When the lecturer warned us this weeks lecture would be somewhat boring and nerdy, I don't think I appreciated how boring and nerdy it would actually be. I think it was my own lack of interest in the subject, however. The way in which computers and the internet was born and has, for lack of a better phrase, taken over the world. How is it that I found learning about something in which a huge chunk of my life is basically devoted to so uninteresting?
Why is it that millions of people devote their lives to the internet, spend hours upon hours a week exploring the many wonders of it, but have no idea as to how it got to be what it is today, somewhat necessary?
While I unfortunately found this weeks lecture immensely boring and I don't mean to offend, it did, however, allow me to ponder the way in which the internet and computers in general have grown into a super power of the 21st century. As a member of generation Y, I find it somewhat difficult to comprehend how members of previous generations coped with such primitive technology. While at the time of its arrival it was indeed as mesmerising as the iPhone4 may be now, the way in which the world went around before the technology we have today is an interesting thought.

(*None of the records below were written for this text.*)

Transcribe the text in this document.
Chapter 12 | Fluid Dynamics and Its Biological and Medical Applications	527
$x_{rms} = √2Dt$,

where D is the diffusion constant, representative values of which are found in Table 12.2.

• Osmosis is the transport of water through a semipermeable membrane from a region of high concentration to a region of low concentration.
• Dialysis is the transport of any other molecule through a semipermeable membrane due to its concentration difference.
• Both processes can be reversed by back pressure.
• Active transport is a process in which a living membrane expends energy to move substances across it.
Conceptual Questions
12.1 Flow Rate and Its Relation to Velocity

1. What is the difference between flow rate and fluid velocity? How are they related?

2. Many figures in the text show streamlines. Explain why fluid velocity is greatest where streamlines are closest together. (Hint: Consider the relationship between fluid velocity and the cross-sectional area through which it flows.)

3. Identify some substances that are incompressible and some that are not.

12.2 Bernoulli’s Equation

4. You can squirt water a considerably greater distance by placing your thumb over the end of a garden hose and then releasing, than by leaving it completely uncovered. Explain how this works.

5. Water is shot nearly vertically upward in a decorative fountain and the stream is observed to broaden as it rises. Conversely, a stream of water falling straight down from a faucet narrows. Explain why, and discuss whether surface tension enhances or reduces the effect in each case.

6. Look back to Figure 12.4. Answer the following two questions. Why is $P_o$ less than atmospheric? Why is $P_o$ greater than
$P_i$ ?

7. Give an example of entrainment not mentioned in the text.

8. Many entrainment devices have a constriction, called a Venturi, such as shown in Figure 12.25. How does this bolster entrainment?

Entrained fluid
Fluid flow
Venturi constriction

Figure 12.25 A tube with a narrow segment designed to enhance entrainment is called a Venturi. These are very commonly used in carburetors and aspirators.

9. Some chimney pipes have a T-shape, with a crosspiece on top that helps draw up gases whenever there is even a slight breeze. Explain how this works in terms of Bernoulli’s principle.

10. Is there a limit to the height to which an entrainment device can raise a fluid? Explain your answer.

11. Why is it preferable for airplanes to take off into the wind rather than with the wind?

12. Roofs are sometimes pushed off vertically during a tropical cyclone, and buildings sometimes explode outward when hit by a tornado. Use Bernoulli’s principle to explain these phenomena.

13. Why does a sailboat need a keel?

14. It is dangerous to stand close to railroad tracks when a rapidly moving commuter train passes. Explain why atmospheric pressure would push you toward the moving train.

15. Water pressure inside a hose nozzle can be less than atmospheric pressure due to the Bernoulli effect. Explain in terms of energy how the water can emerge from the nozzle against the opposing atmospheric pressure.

This concept then triggered the thought that while I find the world we live in to be technologically advanced, it's likely a 17 year old in 1975 did so as well. In another 35 years, will another seventeen year old be sitting on their laptop, or possibly the newly introduced computer in their mind, for lack of imagination, asking themselves how seventeen year olds survived in 2010 without their iPhone45.
In conclusion, week three's lecture, while somewhat boring in my opinion, did exactly what I want from this course and that is to encourage me to think about the world I live in and the way in which its growing.